If you’ve had chicken pox, you’re at risk for shingles – a painful nerve disorder that can make the slightest breeze or touch excruciating. People over the age of 80 have a one in five chance of being affected, and every passing year increases the risk.
There may be hope on the horizon, though. Medical center researchers have developed the first animal model to study how the culprit, the varicella-zoster virus, negotiates an uneasy truce with our nerve cells that can last for decades after the spotty childhood rash fades.
Further research may allow the scientists to modify an existing vaccine to make it less likely to spark a shingles flare-up, or even to improve the shingle-free odds of those of us already playing unwilling hosts to the virus.
Until now, research has been hampered by the fact that the virus is especially picky in its choice of hosts: holding out for real human nerve cells rather than settling for those of any garden-variety research animal. Those in a culture dish weren’t up to the task of mimicking an ongoing infection, either.
Then Stanford scientists, led by pathology professor Irving Weissman, MD, devised a way to incorporate human nerve cells into the brains of mice.
“We can now see the behavior of the virus in human neurons for the first time,” said Ann Arvin, MD, chief of pediatric infectious disease at Lucile Packard Children’s Hospital and professor of pediatrics and of microbiology and immunology.
Arvin is the senior author of the research, which was published online in the Proceedings of the National Academy of Sciences in early July.
The double whammy dished out by varicella-zoster virus makes it particularly important to understand the give-and-take between virus and host.

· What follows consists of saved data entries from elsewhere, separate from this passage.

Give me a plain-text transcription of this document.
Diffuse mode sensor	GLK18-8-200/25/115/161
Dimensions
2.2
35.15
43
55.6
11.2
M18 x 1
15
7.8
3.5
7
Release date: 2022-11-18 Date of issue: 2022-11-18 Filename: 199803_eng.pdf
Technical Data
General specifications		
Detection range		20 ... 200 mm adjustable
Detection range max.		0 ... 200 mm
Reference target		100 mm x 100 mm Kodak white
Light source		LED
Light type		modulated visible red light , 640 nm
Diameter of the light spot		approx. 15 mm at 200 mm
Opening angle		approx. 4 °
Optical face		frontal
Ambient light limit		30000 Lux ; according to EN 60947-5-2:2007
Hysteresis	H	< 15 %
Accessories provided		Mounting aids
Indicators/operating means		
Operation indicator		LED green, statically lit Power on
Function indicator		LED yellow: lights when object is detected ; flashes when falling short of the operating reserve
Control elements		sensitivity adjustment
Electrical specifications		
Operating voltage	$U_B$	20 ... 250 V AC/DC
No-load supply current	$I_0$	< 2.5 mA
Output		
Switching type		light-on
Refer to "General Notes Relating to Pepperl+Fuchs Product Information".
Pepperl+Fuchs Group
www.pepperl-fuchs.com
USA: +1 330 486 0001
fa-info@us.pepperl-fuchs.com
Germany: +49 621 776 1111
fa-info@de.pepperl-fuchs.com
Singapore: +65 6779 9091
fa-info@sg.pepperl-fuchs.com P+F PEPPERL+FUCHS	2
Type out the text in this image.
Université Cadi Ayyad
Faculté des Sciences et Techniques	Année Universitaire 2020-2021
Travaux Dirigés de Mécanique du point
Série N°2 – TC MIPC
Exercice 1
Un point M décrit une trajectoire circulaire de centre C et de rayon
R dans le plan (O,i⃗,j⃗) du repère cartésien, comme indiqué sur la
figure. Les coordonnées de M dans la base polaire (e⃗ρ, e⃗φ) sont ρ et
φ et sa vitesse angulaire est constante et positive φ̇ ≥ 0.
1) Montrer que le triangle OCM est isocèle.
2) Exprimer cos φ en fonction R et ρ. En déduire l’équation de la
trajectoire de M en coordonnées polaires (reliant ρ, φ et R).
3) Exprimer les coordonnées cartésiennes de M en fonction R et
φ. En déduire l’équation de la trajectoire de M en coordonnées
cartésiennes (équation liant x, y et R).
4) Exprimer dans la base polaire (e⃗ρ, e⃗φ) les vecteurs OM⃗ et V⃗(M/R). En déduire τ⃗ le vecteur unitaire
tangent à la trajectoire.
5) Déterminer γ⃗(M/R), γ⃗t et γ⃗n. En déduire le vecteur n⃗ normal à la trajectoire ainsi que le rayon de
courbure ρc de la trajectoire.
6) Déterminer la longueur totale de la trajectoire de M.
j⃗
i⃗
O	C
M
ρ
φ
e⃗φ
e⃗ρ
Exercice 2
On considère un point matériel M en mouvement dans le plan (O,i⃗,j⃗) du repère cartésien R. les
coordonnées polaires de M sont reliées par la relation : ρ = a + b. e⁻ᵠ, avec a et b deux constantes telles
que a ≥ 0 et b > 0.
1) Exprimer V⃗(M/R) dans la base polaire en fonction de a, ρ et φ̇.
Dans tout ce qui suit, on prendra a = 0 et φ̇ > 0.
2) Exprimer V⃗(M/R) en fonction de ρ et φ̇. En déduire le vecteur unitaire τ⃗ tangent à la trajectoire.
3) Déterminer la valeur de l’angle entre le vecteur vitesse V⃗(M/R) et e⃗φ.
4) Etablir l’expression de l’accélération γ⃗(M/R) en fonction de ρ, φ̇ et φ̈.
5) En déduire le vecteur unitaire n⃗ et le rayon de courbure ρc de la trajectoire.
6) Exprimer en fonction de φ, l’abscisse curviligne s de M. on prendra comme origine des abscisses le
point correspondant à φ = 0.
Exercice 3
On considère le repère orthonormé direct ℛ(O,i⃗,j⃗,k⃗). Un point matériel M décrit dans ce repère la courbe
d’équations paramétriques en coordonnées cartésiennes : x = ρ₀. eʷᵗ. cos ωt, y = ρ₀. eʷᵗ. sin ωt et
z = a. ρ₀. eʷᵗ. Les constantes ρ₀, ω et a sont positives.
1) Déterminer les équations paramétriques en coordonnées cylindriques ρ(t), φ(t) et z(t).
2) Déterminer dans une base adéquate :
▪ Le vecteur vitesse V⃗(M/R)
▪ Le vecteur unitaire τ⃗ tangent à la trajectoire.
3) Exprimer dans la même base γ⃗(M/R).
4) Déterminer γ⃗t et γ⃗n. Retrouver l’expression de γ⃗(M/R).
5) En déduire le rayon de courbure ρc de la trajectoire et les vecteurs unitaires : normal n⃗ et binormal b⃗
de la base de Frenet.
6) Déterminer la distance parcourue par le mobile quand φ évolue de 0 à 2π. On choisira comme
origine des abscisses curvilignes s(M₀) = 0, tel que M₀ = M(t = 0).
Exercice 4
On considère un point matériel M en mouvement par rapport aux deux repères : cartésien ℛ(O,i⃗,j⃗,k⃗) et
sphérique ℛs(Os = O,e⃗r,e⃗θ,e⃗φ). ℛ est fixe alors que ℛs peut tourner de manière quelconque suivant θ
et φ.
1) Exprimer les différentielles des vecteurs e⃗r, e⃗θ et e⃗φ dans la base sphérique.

Although a modified, weakened version of the virus has been developed to protect healthy children against full-blown chicken pox, the vaccination can sometimes cause later episodes of shingles in children whose immune systems are compromised by cancer or organ transplantation. The risk of reactivation, however, is lower for vaccinated children than for those who were naturally infected with the wild-type virus.
“We can use this model to understand which viral genes are important for infecting neurons,” said Arvin. “If we can get rid of those genes in the virus used for the vaccine, we might be able to prevent reactivation.”
The researchers found that, as expected, the weakened virus used for the vaccine was capable of infecting the human neurons in the brains of the mice.
Once established, both the wild type and the vaccine version of the virus can also spread between neurons.
“We found that if the virus got into one cell, it seems to be able to infect nearby cells, presumably increasing its chances of reactivation,” said Arvin, who holds the Lucile Salter Packard Professorship in Pediatrics.
“It also behaves very differently in neurons than it does in skin cells: in skin it destroys the cells, whereas in neurons it seems to set up a kind of infection that allows it to persist for the lifetime of the individual,” she added.
The fact that the mice used in the study have non-functioning immune systems is also telling. It was previously thought that a robust immune response was the key to preventing an attack of shingles immediately after infection.
“Clearly all of this is taking place without any of the usual types of active immune responses,” said Arvin. “These findings suggest that the neuron itself has a way of accommodating the virus – a kind of temporarily mutually beneficial relationship that allows the neuron to escape destruction even while the virus persists.”